Ce nouveau groupe compte a priori plusieurs centaines d'individus. Des ours ont été équipés de dispositifs de localisation par satellite et des échantillons d'ADN ont été récoltés, soit en en capturant certains, soit en utilisant des fléchettes pour réaliser des biopsies. "Nous savons que cette population a vécu séparément des autres ours polaires durant au moins plusieurs centaines d'années", souligne Beth Shapiro, co-auteure de l'étude et généticienne à l'université de Californie à Santa Cruz.

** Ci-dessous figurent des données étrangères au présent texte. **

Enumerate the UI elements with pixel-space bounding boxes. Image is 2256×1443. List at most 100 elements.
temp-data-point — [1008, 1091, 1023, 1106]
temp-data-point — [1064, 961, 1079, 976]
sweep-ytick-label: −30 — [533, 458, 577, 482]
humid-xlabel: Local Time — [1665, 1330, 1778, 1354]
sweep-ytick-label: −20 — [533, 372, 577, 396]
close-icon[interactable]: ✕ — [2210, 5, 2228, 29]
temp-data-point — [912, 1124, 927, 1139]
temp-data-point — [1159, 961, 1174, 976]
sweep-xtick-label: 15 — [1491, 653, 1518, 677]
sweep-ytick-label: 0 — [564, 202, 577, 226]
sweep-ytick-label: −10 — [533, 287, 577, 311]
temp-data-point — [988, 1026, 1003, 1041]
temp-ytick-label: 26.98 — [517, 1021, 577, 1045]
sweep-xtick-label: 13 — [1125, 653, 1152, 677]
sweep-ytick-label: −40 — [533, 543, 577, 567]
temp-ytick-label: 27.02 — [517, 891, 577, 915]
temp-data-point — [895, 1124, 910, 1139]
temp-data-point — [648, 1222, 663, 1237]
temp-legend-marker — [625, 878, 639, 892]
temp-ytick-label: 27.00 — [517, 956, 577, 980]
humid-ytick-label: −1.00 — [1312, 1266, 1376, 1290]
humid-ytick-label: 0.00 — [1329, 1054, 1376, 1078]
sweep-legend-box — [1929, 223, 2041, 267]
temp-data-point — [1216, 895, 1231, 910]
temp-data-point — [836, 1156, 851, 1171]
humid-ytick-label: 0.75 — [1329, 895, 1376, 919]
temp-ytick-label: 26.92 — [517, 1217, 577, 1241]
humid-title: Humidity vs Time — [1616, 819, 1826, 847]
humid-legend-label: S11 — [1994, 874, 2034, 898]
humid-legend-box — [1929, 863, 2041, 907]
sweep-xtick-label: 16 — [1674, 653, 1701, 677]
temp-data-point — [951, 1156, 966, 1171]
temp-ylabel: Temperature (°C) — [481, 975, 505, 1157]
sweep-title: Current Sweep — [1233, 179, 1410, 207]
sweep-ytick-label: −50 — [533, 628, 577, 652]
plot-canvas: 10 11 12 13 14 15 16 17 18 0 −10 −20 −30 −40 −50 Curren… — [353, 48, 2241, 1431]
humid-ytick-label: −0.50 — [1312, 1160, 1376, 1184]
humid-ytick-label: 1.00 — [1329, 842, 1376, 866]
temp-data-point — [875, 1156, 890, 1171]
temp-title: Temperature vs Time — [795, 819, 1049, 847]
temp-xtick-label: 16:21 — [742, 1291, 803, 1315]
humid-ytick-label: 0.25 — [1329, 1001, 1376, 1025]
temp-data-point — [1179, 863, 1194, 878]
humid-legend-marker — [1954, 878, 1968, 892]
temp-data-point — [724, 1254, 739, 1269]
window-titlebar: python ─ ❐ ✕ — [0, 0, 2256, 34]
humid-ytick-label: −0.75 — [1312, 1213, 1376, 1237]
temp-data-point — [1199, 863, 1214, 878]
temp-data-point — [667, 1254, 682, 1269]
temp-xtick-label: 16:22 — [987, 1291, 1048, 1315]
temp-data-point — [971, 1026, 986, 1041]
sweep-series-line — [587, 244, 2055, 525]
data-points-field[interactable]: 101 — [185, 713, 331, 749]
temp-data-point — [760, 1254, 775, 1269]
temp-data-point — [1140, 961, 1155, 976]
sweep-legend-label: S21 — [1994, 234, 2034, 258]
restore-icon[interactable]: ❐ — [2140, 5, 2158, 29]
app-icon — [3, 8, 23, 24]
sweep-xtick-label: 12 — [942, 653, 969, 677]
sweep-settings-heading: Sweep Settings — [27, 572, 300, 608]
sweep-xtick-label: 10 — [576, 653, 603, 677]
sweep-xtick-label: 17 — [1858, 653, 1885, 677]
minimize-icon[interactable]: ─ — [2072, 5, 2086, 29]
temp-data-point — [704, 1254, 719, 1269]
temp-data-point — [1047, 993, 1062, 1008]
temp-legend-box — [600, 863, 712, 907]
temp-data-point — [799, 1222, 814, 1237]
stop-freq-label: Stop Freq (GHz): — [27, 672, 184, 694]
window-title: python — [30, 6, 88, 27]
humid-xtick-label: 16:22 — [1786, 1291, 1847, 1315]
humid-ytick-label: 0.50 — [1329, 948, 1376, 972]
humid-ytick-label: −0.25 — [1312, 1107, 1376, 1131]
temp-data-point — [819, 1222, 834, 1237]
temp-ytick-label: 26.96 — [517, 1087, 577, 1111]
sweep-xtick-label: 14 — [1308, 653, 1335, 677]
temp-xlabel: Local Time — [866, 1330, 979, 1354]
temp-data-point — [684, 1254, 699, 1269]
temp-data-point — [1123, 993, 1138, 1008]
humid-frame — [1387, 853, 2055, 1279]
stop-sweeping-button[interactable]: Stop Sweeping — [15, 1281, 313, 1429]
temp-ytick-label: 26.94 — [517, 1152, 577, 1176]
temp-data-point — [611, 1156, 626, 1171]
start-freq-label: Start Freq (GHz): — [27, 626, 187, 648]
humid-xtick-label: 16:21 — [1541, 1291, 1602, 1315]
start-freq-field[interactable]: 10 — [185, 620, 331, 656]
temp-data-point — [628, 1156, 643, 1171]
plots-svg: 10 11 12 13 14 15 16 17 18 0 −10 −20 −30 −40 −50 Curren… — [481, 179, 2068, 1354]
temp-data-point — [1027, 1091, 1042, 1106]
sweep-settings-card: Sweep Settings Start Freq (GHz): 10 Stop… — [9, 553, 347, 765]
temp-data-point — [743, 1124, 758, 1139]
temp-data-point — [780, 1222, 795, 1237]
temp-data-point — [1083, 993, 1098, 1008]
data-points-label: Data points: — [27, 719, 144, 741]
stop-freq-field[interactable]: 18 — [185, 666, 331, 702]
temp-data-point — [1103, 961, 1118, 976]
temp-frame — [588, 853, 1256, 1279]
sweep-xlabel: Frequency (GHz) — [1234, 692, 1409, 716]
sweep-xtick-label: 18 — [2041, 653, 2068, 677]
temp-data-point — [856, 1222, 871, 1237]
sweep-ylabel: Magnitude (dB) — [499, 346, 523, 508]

Leur isolement provient de la géographie de leur lieu de vie : un paysage complexe de fjords sur la pointe sud du Groenland, bien en dessous du cercle arctique, avec nulle part où aller.

Kristin Laidre prévient qu'il faut se garder de placer trop d'espoirs dans cette étude. Les ours polaires ne seront pas sauvés sans action urgente pour combattre le changement climatique. Néanmoins, cette population-ci pourrait avoir de meilleures chances de survie que les autres. Et d'autres régions du Groenland comportent des glaciers terminant directement dans la mer. Elles pourraient, à l'avenir, devenir de petits refuges climatiques.